We were able to finish tied for third in our district and got into the playoffs, which was something I wasn’t sure we could do, and if we did, I figured most likely a first round exit. Somehow, the girls proved that the whole can be much better than the parts when is flows on the offensive end, and we made it to the third round, which put us back up against the number 1 team in the state which we had lost to twice in district already, but I was so proud of how our girls competed.

 

They really enjoyed drills that “collapse the time frames” where we could teach multiple layers. They loved “slicing” up the defense with backdoor cuts and they took pride in it, plus it allowed us much more time to spend of three point shooting, which during the season we had a 6 game stretch where 4 of the games we hit 13,11,11, and 13 threes.

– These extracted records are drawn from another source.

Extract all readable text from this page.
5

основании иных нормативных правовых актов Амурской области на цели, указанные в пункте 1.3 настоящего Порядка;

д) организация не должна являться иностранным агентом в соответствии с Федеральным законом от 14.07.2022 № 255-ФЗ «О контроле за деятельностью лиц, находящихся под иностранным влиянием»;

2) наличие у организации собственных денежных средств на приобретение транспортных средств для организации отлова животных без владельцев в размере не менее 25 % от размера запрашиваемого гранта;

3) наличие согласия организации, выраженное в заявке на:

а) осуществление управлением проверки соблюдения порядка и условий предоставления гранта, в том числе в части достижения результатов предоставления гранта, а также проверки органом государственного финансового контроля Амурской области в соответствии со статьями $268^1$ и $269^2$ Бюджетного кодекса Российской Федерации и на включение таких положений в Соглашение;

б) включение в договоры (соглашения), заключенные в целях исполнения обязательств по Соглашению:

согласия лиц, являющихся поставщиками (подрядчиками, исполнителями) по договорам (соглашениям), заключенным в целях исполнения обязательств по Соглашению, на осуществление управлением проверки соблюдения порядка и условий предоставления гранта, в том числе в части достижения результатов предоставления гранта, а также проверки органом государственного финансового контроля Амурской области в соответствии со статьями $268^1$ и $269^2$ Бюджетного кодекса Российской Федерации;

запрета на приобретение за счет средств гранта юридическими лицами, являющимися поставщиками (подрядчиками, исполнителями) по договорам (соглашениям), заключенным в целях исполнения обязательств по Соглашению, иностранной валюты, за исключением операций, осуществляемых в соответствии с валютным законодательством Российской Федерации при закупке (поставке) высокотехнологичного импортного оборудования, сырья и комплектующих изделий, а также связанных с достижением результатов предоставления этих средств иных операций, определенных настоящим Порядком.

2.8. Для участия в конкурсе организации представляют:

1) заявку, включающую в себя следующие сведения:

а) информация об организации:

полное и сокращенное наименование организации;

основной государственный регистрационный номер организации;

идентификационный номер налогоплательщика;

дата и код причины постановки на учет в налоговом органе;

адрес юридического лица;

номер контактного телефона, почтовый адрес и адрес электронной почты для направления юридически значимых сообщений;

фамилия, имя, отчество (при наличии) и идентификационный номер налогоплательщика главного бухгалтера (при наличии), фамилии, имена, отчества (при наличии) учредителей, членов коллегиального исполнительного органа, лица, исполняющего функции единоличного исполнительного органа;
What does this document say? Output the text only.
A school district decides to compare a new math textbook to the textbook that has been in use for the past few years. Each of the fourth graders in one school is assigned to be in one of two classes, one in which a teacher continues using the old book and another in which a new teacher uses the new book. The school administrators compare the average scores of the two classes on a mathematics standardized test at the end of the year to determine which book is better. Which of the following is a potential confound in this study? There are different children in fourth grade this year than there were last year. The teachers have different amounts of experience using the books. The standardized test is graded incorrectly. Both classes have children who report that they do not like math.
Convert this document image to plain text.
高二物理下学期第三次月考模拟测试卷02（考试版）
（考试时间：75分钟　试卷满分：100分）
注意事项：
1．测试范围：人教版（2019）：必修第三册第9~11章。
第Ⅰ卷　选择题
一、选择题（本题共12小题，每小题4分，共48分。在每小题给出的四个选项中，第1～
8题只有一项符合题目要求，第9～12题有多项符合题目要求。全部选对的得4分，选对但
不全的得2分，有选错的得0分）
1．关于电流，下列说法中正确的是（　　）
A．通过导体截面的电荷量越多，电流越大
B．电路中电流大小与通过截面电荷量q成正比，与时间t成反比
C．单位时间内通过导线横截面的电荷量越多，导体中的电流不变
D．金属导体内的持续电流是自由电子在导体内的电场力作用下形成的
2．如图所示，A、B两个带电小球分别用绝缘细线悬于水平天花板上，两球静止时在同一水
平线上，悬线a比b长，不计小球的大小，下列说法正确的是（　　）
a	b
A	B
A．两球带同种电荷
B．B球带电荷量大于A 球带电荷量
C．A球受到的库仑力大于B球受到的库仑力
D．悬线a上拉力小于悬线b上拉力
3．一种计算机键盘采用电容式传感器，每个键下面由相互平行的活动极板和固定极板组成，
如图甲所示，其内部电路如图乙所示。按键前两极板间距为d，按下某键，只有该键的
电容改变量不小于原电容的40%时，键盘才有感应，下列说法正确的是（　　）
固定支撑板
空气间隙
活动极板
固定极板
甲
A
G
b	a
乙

The girls even made up three point “dances” on the bench for certain players.

 

At 57 years of age now, it was like being a kid in a candy store. While most of my friends have retired, I want to do this for as long as I can. Impacting kids lives and just having the local parents and even grandparents that all graduated from Bridgeport HS coming up to me saying “thank you for what you do for those girls” is all the fuel I need. God is good all the time, and both times I ran into the politics of the outside forces of school board parents or new Athletic Directors bringing in “his own man,”

 

God has allowed me to be a blessing somewhere else. It’s not a job, it’s a mission. As Rick Warren stated in his book “The purpose driven life,” the first 4 words of the book, “it’s not about me.”

Advice for Other Coaches

My first year in college coaching, the head coach told me, “teach what you know, but learn as you go.” and “Never be afraid to try something new, it will keep you young.”